Why do we remember and commemorate some human tragedies and neglect others?
Natural disasters make the headlines, but they aren’t commemorated, other than with a plaque or similar kind of marker. I have no idea who the person in the photograph—caught up in the Japanese tsunami earlier this year—might be, or whether she survived.
The Indian Ocean tsunami of 2004: nearly a quarter of a million people perished. Not a single name comes to mind.
We appear to reserve solemn ceremonies, like the ones going on as I write this, for victims of human-caused tragedies. But not for all of them.
It is only human that the tragedies we commemorate are biased towards the people whom we know, or at least people like ourselves. 9/11 is like that: a horrific crime was committed against our immediate neighbours. Deaths on that scale are supposed to happen far away. We observe through the media, safe and detached.
And then we discover that it can happen here. Here, or right next door. The world invades.
We are shocked beyond measure by the enormity of the crime. The victims are named, their histories become public property.
We can’t let 9/11 go, even ten years later. And we should mourn, deeply, the innocent victims. The stories and the images are heart-rending. Text messages from the doomed workers in the twin towers. Some choosing to jump rather than being burned alive. Too much for the mind to absorb without shattering.
But hate is not grief. Neither is the utterly cynical manipulation of state power in the wake of this crime against humanity: “anti-terrorism” legislation in the US and elsewhere that effectively suspended civil rights, extraordinary rendition, “black” jails, the mainstreaming of torture, carefully cultivated paranoia and xenophobia, two wars waged at an appalling cost in civilian lives.
We learned, it seems, the wrong lessons. What are we really commemorating?
I would like to remember all of the victims of brutal state stupidity, murderous ideological dogmatism, and the use of First World death technology on the wretched of the earth. Alas, there are too many. I don’t know them. I can’t name them. They didn’t live next door, but across town. Or in another town.

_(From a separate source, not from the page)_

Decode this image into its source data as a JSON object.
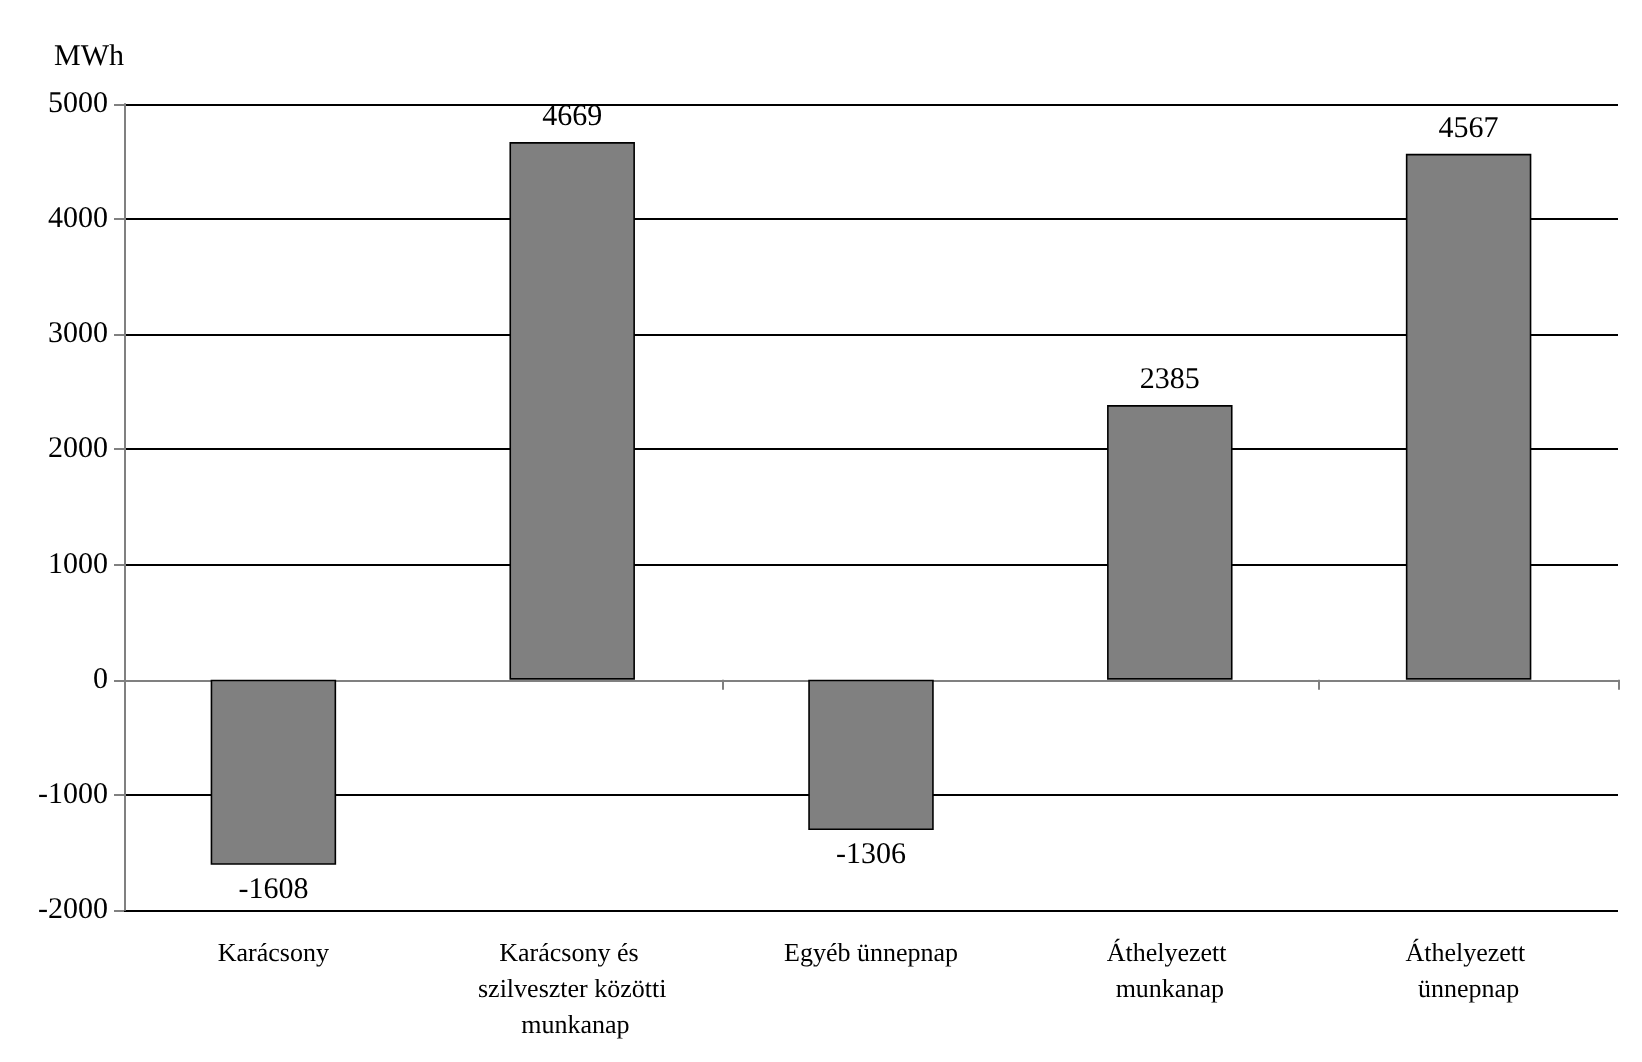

Here are some of those victims, these from Iraq. But all I have is a few photos, abstract numbers, and the evil, self-serving excuses of the powerful. There are no memorials, no vigils to attend.

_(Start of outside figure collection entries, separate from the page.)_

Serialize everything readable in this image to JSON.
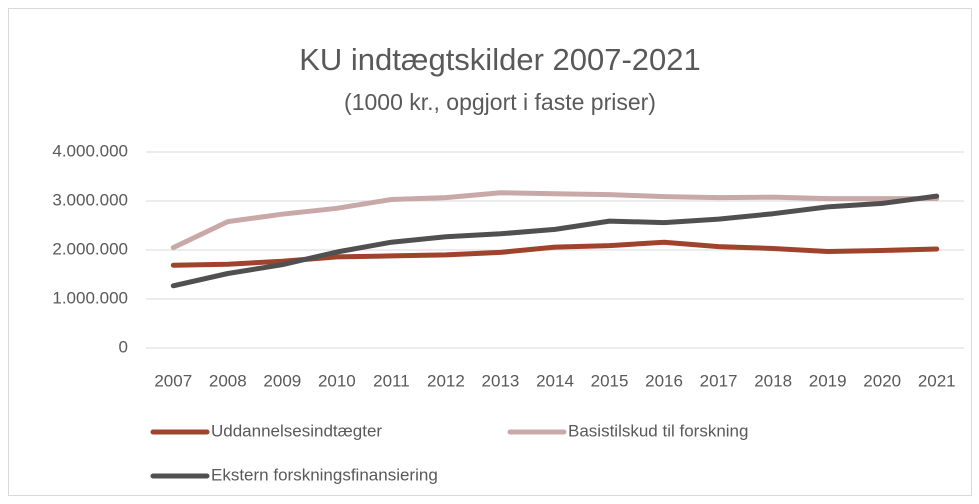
{
  "chart_data": {
    "type": "line",
    "title": "KU indtægtskilder 2007-2021",
    "subtitle": "(1000 kr., opgjort i faste priser)",
    "categories": [
      "2007",
      "2008",
      "2009",
      "2010",
      "2011",
      "2012",
      "2013",
      "2014",
      "2015",
      "2016",
      "2017",
      "2018",
      "2019",
      "2020",
      "2021"
    ],
    "series": [
      {
        "name": "Uddannelsesindtægter",
        "color": "#a0432d",
        "values": [
          1690000,
          1710000,
          1770000,
          1860000,
          1880000,
          1900000,
          1950000,
          2060000,
          2090000,
          2160000,
          2070000,
          2030000,
          1970000,
          1990000,
          2020000
        ]
      },
      {
        "name": "Basistilskud til forskning",
        "color": "#c9a9a8",
        "values": [
          2050000,
          2580000,
          2730000,
          2850000,
          3030000,
          3070000,
          3170000,
          3150000,
          3130000,
          3090000,
          3070000,
          3080000,
          3050000,
          3050000,
          3050000
        ]
      },
      {
        "name": "Ekstern forskningsfinansiering",
        "color": "#505050",
        "values": [
          1270000,
          1520000,
          1700000,
          1960000,
          2160000,
          2270000,
          2330000,
          2420000,
          2590000,
          2560000,
          2630000,
          2740000,
          2880000,
          2950000,
          3100000
        ]
      }
    ],
    "ylim": [
      0,
      4000000
    ],
    "yticks": [
      0,
      {
        "value": 1000000,
        "label": "1.000.000"
      },
      {
        "value": 2000000,
        "label": "2.000.000"
      },
      {
        "value": 3000000,
        "label": "3.000.000"
      },
      {
        "value": 4000000,
        "label": "4.000.000"
      }
    ],
    "grid": true,
    "legend": "bottom"
  }
}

Over 100,000 Iraqi civilians died in the second Gulf war, a war that, in different guise, continues to this day. Then-president of the US George Bush insisted—falsely—that the bloody dictator Saddam Hussein, formerly a US ally, was implicated in 9/11. That he had “weapons of mass destruction.”
Mass destruction followed.
Up to 500,000 Iraqi kids died due to UN-imposed sanctions from 1990-2000. “We think the price is worth it,” averred former Secretary of State Madeleine Albright. No doubt Islamists said the same thing about 9/11.
I didn’t know a single one of those children. And no one is reading out their names as names are read out today, September 11, 2011.
But this is as good a day as any to commemorate them, and so many other innocent victims, as well.